Equine follicle-stimulating hormone (eFSH) treatment increases embryo-recovery rate in donor mares. Recipient pregnancy rates per donor cycle were similar between eFSH-treated mares and non-eFSH-treated progesterone-and estradiol-synchronized donor mares.

1. Introduction

Embryo transfer offers distinct advantages to owners who wish to increase the number of foals born from valuable mares. It is also useful for mares where pregnancy is not desirable, such as in performance mares or in cases where medical issues preclude carrying a foal to term. However, the high cost of equine embryo transfer dictates that only genetically superior animals should be used as donors. Contributing to the expense of embryo transfer are the unique biological features and technical problems that must be overcome in mares. Currently, single-embryo recovery attempts are common in equine-embryo transfer. A 50% embryo-recovery rate per ovulation and a 50 - 65% pregnancy rate per transferred embryo is expected in commercial embryo-transfer operations [1,2]. Economically, there is a need to increase the success rate with embryo transfer.

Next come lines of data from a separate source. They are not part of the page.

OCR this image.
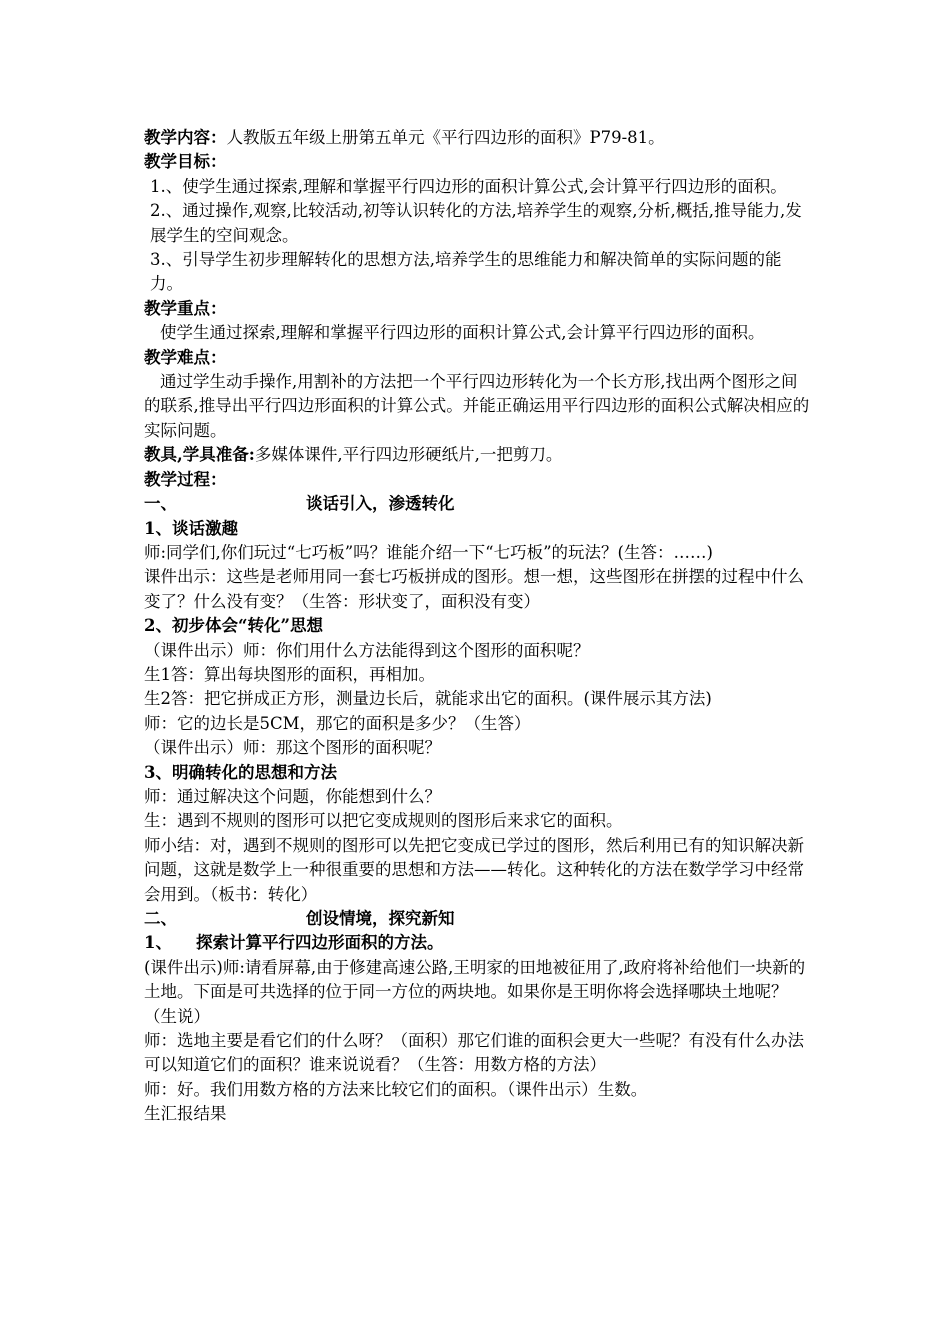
教学内容：人教版五年级上册第五单元《平行四边形的面积》P79-81。

教学目标：

1.、使学生通过探索,理解和掌握平行四边形的面积计算公式,会计算平行四边形的面积。

2.、通过操作,观察,比较活动,初等认识转化的方法,培养学生的观察,分析,概括,推导能力,发展学生的空间观念。

3.、引导学生初步理解转化的思想方法,培养学生的思维能力和解决简单的实际问题的能力。

教学重点：

使学生通过探索,理解和掌握平行四边形的面积计算公式,会计算平行四边形的面积。

教学难点：

通过学生动手操作,用割补的方法把一个平行四边形转化为一个长方形,找出两个图形之间的联系,推导出平行四边形面积的计算公式。并能正确运用平行四边形的面积公式解决相应的实际问题。

教具,学具准备:多媒体课件,平行四边形硬纸片,一把剪刀。

教学过程：

一、	谈话引入，渗透转化

1、谈话激趣

师:同学们,你们玩过“七巧板”吗？谁能介绍一下“七巧板”的玩法？(生答：……)

课件出示：这些是老师用同一套七巧板拼成的图形。想一想，这些图形在拼摆的过程中什么变了？什么没有变？（生答：形状变了，面积没有变）

2、初步体会“转化”思想

（课件出示）师：你们用什么方法能得到这个图形的面积呢？

生1答：算出每块图形的面积，再相加。

生2答：把它拼成正方形，测量边长后，就能求出它的面积。(课件展示其方法)

师：它的边长是5CM，那它的面积是多少？（生答）

（课件出示）师：那这个图形的面积呢？

3、明确转化的思想和方法

师：通过解决这个问题，你能想到什么？

生：遇到不规则的图形可以把它变成规则的图形后来求它的面积。

师小结：对，遇到不规则的图形可以先把它变成已学过的图形，然后利用已有的知识解决新问题，这就是数学上一种很重要的思想和方法——转化。这种转化的方法在数学学习中经常会用到。（板书：转化）

二、	创设情境，探究新知
1、	探索计算平行四边形面积的方法。

(课件出示)师:请看屏幕,由于修建高速公路,王明家的田地被征用了,政府将补给他们一块新的土地。下面是可共选择的位于同一方位的两块地。如果你是王明你将会选择哪块土地呢？（生说）

师：选地主要是看它们的什么呀？（面积）那它们谁的面积会更大一些呢？有没有什么办法可以知道它们的面积？谁来说说看？（生答：用数方格的方法）

师：好。我们用数方格的方法来比较它们的面积。（课件出示）生数。

生汇报结果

More efficient and economical embryo transfer relies on the ability to induce multiple ovulations or superovulation in the donor mare, and it also depends on careful and accurate reproductive management of both the donor and recipient mares. Combined treatment with progesterone and estradiol (PE) has been shown to be an effective means of synchronizing estrus and follicle emergence. After PE treatment, human chorionic gonadotropin or deslorelin is usually administered during estrus to align donor-and recipient-mare ovulation. Superovulation potentially increases the efficiency and decreases the cost of embryo transfer by increasing embryo-collection rates [1,3]. Superovulation also has been suggested as a critical requirement for other types of assisted reproductive technology in the horse, including oocyte transfer and gamete intrafallopian transfer [1,4]. However, the induction of superovulation has been elusive in the mare, and superovulatory treatments are less efficient in mares than in other domestic species [5-8]. Equine pituitary extract has been reported to stimulate multiple ovulations in mares but was not commercially available. A purified pituitary extract product called equine follicle-stimulating hormone (eFSH) has been investigated and was reported to increase ovulation rate and embryo-recovery rate of donor mares [9-11].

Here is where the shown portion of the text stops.